Petite révolution au Parlement. Après plus d’une décennie de tergiversations et de blocages, la Chambre des députés a enfin annoncé vendredi dernier son souhait de retransmettre en direct des débats en commission. Ne seront concernés dans un premier temps (à partir de mi-avril) qu’une poignée de ces rendez-vous entre parlementaires et ministres de tutelle. Il ne s’agit pas de commissions de bagatelle (pour ceux qui considèrent qu’il en existe). Certaines revêtent des enjeux électoraux majeurs (celles du Logement, de l’Éducation et de l’Environnement). Les autres sont peut-être plus secondaires de ce point de vue (Agriculture et Médias). Pour cette phase test, le choix des commissions a notamment été guidé par l’enthousiasme montré par leurs présidents, respectivement Gilles Baum, Barbara Agostino (DP), Christophe Hansen, Jeff Boonen et Félix Eischen (CSV). C’est le président de l’institution qui nous l’explique.

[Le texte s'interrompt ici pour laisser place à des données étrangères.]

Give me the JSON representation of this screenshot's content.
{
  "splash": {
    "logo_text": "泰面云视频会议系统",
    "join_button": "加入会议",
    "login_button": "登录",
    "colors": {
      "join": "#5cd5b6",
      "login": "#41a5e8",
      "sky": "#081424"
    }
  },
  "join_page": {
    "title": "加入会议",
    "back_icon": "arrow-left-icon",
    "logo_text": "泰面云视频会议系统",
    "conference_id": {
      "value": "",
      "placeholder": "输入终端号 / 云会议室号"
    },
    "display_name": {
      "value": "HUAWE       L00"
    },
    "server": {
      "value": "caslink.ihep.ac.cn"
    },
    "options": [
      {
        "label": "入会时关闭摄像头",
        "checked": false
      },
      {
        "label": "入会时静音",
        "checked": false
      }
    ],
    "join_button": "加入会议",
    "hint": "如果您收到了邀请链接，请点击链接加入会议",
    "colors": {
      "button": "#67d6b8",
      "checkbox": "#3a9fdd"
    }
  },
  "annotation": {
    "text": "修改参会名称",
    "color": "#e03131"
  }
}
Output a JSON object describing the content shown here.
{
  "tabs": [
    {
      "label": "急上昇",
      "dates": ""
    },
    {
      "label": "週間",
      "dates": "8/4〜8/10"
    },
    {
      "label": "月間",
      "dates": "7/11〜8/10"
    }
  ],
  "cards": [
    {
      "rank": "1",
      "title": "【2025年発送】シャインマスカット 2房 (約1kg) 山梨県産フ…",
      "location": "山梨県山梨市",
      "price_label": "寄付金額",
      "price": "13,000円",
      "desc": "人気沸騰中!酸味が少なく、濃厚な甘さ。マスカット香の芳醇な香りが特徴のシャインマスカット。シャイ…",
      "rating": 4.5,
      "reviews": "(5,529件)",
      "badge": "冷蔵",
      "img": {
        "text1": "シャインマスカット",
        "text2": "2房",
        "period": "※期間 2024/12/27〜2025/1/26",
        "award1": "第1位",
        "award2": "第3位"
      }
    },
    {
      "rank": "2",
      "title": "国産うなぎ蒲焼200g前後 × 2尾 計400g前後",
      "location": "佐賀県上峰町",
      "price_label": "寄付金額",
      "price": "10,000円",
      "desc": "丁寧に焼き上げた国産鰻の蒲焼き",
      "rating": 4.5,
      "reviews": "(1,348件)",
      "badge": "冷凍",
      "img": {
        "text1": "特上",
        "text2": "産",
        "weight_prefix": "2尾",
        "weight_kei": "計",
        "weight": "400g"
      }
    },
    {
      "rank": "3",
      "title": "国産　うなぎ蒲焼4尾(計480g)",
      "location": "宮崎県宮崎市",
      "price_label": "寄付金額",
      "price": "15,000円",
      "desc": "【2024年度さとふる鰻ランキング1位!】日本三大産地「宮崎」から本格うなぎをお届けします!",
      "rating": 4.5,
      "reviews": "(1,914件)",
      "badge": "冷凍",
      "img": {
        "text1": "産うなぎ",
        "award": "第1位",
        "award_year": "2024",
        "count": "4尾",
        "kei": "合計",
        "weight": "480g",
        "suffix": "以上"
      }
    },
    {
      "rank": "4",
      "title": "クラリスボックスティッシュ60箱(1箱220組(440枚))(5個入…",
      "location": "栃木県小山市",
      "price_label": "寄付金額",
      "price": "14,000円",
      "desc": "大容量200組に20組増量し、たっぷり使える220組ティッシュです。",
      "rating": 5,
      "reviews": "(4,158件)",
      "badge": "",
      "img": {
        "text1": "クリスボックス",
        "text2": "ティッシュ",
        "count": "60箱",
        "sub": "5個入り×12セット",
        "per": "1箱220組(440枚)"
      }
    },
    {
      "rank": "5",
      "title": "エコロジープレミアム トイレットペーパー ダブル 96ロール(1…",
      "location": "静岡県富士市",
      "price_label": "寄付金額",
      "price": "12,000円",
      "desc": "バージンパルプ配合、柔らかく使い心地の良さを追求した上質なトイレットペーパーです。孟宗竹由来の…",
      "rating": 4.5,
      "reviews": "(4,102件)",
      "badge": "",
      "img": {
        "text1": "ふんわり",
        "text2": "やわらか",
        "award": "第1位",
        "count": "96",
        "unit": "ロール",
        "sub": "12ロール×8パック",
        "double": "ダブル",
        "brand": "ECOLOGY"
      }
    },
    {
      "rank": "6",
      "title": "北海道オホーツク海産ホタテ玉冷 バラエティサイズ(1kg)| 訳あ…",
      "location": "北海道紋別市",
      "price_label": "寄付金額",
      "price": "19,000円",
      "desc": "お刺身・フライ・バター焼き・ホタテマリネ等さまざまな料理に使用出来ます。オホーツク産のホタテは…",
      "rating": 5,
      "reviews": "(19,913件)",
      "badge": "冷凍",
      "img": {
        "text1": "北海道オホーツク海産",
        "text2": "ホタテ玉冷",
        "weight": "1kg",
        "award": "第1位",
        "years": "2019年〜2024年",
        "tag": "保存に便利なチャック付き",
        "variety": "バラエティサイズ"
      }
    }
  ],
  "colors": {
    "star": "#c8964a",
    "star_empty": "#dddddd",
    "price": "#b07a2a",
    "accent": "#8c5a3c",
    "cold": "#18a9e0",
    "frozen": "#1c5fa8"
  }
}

Claude Wiseler, nouvel homme au perchoir, est à la manœuvre. L’idée consiste à rendre plus visible et plus audible le travail des représentants du peuple, la légitimité des élus étant déjà bien entamée par la règle électorale limitant aux Luxembourgeois le droit de vote alors que la population du pays est presque pour moitié composée d’étrangers. En diffusant sur chd.tv une série de commissions, le président de la Chambre met un pied dans la porte. Il deviendra plus facile de l’ouvrir grand que de la refermer, pense-t-il. Parmi les grands chantiers de Wiseler figure aussi la réduction du temps de parole durant les débats législatifs. Il ne s’agirait pas d’une tiktokisation de la vie politique, mais d’une question de logique. Si les commissions deviennent publiques, pas besoin de se répéter en plénière. Les motions seront, elles, suivies. Si l’une est acceptée, quelqu’un s’assurera qu’elle est appliquée. Si une autre est renvoyée en commission, alors il faudra vérifier qu’elle réintègre le flux de textes à traiter. Chaque commission aura en sus une plage horaire fixe pour limiter les commissions buissonnières. Enfin, sera organisée une discussion sur un nouveau code de déontologie, notamment pour préciser les conflits d’intérêts et les frontières de la liberté d’expression (afin de limiter les « affaires Weidig » sur les réseaux sociaux). Claude Wiseler, élu à l’unanimité par ses pairs en novembre, s’affiche comme homme de dialogue.
Bien sûr, cet élan de transparence s’inscrit dans l’ère du temps. Mais on n’aurait pas franchement parié sur un accès de publicité avec l’arrivée au pouvoir des conservateurs. On ne demande ici qu’à se tromper. Mais la décision cette semaine d’organiser sous cloche un débat d’intérêt éminemment public, celui de l’interdiction de la mendicité dans la capitale, révèle le penchant du CSV pour l’opacité. Au-delà de l’impossibilité d’assister au débat d’une commission quelle qu’elle soit, les députés ne pouvaient pas là communiquer à l’extérieur les détails de la stratégie policière expliquée par le ministre et il n’y aura pas non plus de procès-verbal. Cet événement reste néanmoins l’occasion d’apprendre derrière quel motif fumeux l’on peut aliéner le débat démocratique. Le président de la Chambre ne pouvait rien y faire. La publicité des commissions revient aux députés qui les président, en l’occurrence Marc Lies (Affaires intérieures) et Laurent Mosar (Justice), tous deux CSV.
Voilà certainement où l’art du consensus de Wiseler devra exceller : dans son propre parti. En 2021, le projet de registre de transparence voulu par le Greco (groupe anticorruption du Conseil de l’Europe) déposé par les Pirates et soutenu par Déi Gréng avait été complètement vidé de sa substance. D’un listing des entrevues entre les députés et des personnes extraparlementaires qui ont tenté d’influencer leur travail, l’on est passé à un registre des lobbys agissant au Grand-Duché. Une fumisterie ayant notamment pour origine le élus CSV (avec la complicité des libéraux et des socialistes). Cette semaine, le commissaire européen à la Justice, Didier Reynders, a rappelé au Parlement la nécessité de revoir sa copie. Le candidat chrétien-social à la Commission, Christophe Hansen, lui a rétorqué qu’on tombait toujours sur quelqu’un qu’on connaissait au resto à cause de la petite taille du pays et donc qu’un tel registre ne ferait pas de sens. C’est pas gagné pour Claude Wiseler.